A melhor maneira de lidar com esta realidade é perceber que o contacto com a tecnologia veio para ficar. Ao invés de proibir, deve-se sim fomentar o seu uso de forma segura e equilibrada, impondo limites. As educadoras não têm dúvidas de que é fundamental haver regras de utilização das tecnologias. “À medida que vão crescendo, vai aumentado o tempo de permanência”.
- Até aos dois anos: o uso de qualquer aparelho digital não é aconselhado e deve ser evitado,
- Entre os dois e os cinco anos: limitado a uma hora por dia acompanhado de um adulto;
- Dos seis aos 10 anos: no máximo duas horas por dia com supervisão de um adulto.
Além disso, os pais devem incentivar e ser parte ativa nas brincadeiras e jogos fora de casa, ao ar livre. No entanto, muitas vezes, não há espaço para tal, seja por falta de tempo ou por falta de paciência. “Chega-se a casa cansado do trabalho, com o jantar para fazer, com roupa para tratar… É muito apetecível ter o miúdo quieto à frente do tablet ou da televisão”, explica Sofia Verdasca.
Os pais têm um “papel um bocadinho ingrato”, aponta. “Por um lado, dão-lhes o telemóvel e dão-lhes a tecnologia porque ela existe e porque também querem poder telefonar a qualquer momento e saber como é que o filho está. Mas, por outro lado, tem o senão de não lhes conseguirem tirar o telemóvel”, confessa.
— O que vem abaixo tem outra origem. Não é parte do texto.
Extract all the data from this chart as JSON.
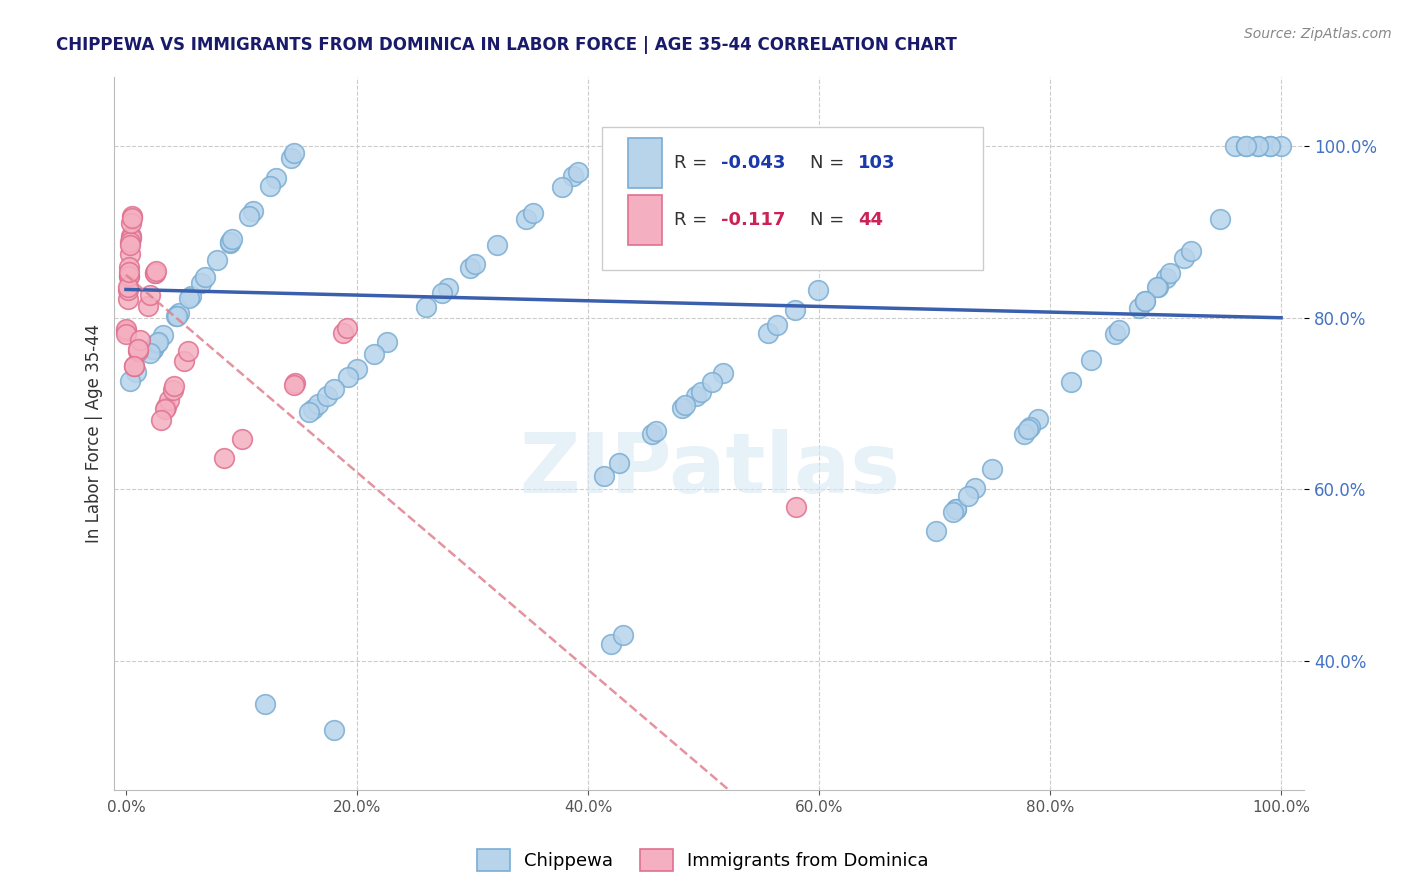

Para ajudar os pais a lidar com esta dependência da tecnologia, Ana e Sofia Verdasca enviam as atividades que foram feitas durante o dia na Academia e explicam como correu e qual o objetivo. “São ideias que podem adotar em casa”. É importante utilizar a tecnologia de uma forma positiva, nomeadamente ao envolver os filhos nas atividades “e não os deixar isolados nos quartos”, aponta Ana Verdasca.
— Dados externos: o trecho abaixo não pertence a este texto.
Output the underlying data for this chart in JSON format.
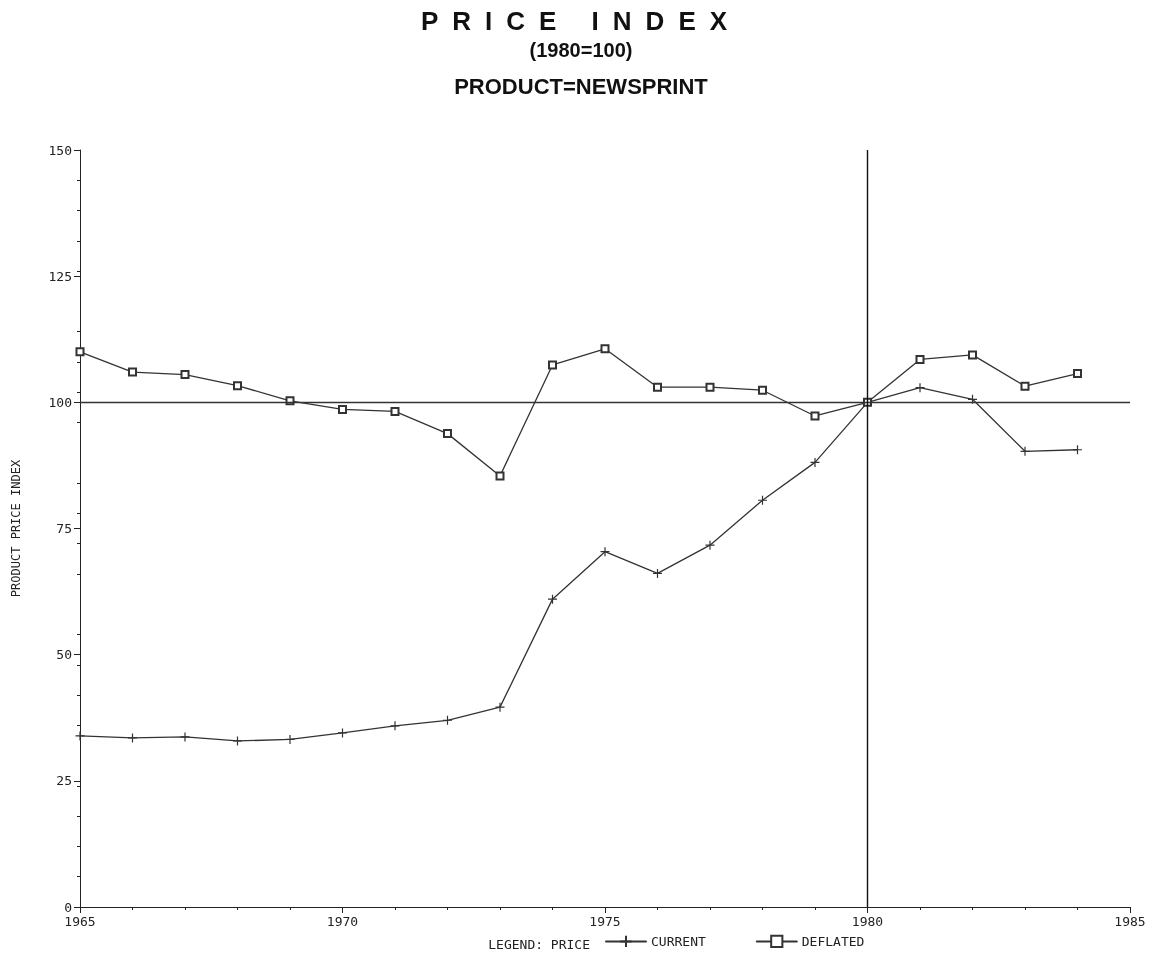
{
  "chart_data": {
    "type": "line",
    "title": "PRICE INDEX",
    "subtitle": "(1980=100)",
    "annotations": [
      "PRODUCT=NEWSPRINT"
    ],
    "ylabel": "PRODUCT PRICE INDEX",
    "legend_title": "LEGEND: PRICE",
    "x": [
      1965,
      1966,
      1967,
      1968,
      1969,
      1970,
      1971,
      1972,
      1973,
      1974,
      1975,
      1976,
      1977,
      1978,
      1979,
      1980,
      1981,
      1982,
      1983,
      1984
    ],
    "series": [
      {
        "name": "CURRENT",
        "color": "#333333",
        "marker": "cross",
        "values": [
          33.9,
          33.5,
          33.7,
          32.9,
          33.2,
          34.5,
          35.9,
          37,
          39.6,
          61,
          70.4,
          66.1,
          71.7,
          80.6,
          88.1,
          100,
          102.9,
          100.6,
          90.3,
          90.6
        ]
      },
      {
        "name": "DEFLATED",
        "color": "#333333",
        "marker": "square",
        "values": [
          110,
          106,
          105.5,
          103.3,
          100.3,
          98.6,
          98.2,
          93.8,
          85.4,
          107.4,
          110.6,
          103,
          103,
          102.4,
          97.3,
          100,
          108.5,
          109.4,
          103.2,
          105.7
        ]
      }
    ],
    "xlim": [
      1965,
      1985
    ],
    "xticks": [
      1965,
      1970,
      1975,
      1980,
      1985
    ],
    "ylim": [
      0,
      150
    ],
    "yticks": [
      0,
      25,
      50,
      75,
      100,
      125,
      150
    ],
    "ref_lines": [
      {
        "axis": "y",
        "value": 100,
        "color": "#333333"
      },
      {
        "axis": "x",
        "value": 1980,
        "color": "#111111"
      }
    ],
    "grid": false,
    "legend": "bottom",
    "line_style": "solid"
  }
}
“É importante que os pais demonstrem que estão presentes. Envolvê-los nas conversas de casa, perguntar como é que correu o dia”, sublinha Sofia Verdasca. Para tal, podem ser feitos alguns jogos para tornar o momento mais lúdico. Um exemplo prático consiste em perguntar-lhe quais as três melhores e as três piores coisas que aconteceram hoje no dia. Isto vai levar as crianças a pensar sobre o que fizeram no dia e também vão perceber que os pais estão interessados, que se interessam por eles, que não estão sozinhos e que os problemas podem ser partilhados”, acrescenta.
Principais preocupações
Esta é também uma geração mais atenta e preocupada com o que o futuro lhes reserva. Como tal, à semelhança do que aconteceu com os Millenials, vão priorizar a carreira ao invés de constituir família. Não só por questões de ordem financeira, mas também por questões ambientais. Isto porque estão bem cientes das consequências das alterações climáticas.
A preocupação em preservar o planeta surge bem cedo. “Temos crianças com seis anos que já sabem o que é a reciclagem, sabem o que é que têm que pôr naquele sítio. Sabem também que a água tem que ser reaproveitada e quando deixamos a luz da sala acesa dizem-nos ‘não te esqueças de apagar a luz’. Já são eles que ralham”, explicam as educadoras.
No entanto, as redes sociais também promovem padrões de beleza irreais. O relatório do Projeto Dove pela Autoestima dá conta de que 9 em 10 crianças são expostas a conteúdos de beleza tóxicos nestas plataformas. Metade refere que tal teve impacto na sua saúde mental. “Temos aqui crianças de seis e sete anos que dizem que estão gordas”, alertam as profissionais da Academia Geração Alpha.